After a stock split, you'll own more shares, but the total value of your holding shouldn't change by a meaningful amount. Stock splits don't affect the intrinsic value of a stock or of your holdings.
A company might want to split to make it easier for investors to buy and sell its stock by increasing liquidity , or perhaps for aesthetic and psychological reasons (some investors may be turned off by a high stock price , even though it has nothing to do with valuation.)
For instance, in a 2-for-1 stock split, a company "splits" its shares in half: Each shareholder gets twice as many shares, each of which shares is worth half as much as before.
So what is a 3-for-2 stock split?
3-for-2 splits are less common as other split ratios like 2-for-1, but they're not especially rare, either. After a 3-for-2 stock split, you'll have three shares for every two shares you used to own. The company will increase its share count by half, and its share price should correspondingly decline by approximately one-third.
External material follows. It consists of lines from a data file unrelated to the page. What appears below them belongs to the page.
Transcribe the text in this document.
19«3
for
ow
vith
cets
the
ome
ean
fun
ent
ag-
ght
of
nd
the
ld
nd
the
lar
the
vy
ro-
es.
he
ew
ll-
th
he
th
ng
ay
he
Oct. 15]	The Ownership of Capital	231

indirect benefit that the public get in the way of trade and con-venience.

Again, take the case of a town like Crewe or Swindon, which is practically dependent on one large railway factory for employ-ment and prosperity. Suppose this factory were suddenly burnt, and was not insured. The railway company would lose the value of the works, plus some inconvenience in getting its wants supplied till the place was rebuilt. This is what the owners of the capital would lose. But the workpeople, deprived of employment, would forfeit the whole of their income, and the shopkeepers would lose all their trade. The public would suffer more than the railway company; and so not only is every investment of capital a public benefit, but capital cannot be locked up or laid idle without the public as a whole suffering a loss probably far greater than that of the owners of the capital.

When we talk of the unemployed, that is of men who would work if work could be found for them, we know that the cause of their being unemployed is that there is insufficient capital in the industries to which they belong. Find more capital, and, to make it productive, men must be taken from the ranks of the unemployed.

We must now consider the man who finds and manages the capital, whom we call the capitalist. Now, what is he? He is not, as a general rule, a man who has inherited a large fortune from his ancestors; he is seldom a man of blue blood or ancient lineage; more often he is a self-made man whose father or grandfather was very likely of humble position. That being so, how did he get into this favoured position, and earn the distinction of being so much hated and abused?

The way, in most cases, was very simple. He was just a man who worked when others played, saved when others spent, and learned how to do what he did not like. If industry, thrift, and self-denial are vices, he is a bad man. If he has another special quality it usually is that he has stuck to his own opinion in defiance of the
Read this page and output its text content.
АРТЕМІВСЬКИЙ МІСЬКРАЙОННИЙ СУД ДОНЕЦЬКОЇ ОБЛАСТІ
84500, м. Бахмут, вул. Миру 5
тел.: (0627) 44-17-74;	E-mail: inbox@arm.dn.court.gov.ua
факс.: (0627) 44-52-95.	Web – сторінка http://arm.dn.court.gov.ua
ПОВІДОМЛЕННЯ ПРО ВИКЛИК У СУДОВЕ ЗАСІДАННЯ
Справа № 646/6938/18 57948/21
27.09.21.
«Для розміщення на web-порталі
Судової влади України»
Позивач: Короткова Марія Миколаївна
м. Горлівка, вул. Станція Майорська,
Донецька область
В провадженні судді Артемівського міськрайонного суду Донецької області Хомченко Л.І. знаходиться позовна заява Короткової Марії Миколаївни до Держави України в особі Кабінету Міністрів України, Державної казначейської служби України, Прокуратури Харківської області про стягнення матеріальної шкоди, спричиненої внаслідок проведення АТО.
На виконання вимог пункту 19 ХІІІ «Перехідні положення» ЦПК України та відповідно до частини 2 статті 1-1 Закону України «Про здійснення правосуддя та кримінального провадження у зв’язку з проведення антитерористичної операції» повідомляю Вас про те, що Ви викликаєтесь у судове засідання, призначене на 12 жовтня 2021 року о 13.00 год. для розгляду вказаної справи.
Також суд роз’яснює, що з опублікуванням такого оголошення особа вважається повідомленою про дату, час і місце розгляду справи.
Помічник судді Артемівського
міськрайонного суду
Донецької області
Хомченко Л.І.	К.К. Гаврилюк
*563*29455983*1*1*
The market value of your holding therefore remains more-or-less the same.
For example, in March 2015, pest-termite-and-rodent-killer Rollins made a 3-for-2 stock split. Its common stock share count rose by one-half from 146 million shares to 219 million shares, and its stock price per share fell by about one-third.
If you owned owned 100 shares at $33.15 per share on March 10, 2015, you would receive 50 new shares. Since Rollins closed at $22.44 the following day, your March 10 $3,315 holding (100 x $33.15) would trade on March 11 for roughly the same amount ($3,321 = 150 x $22.44).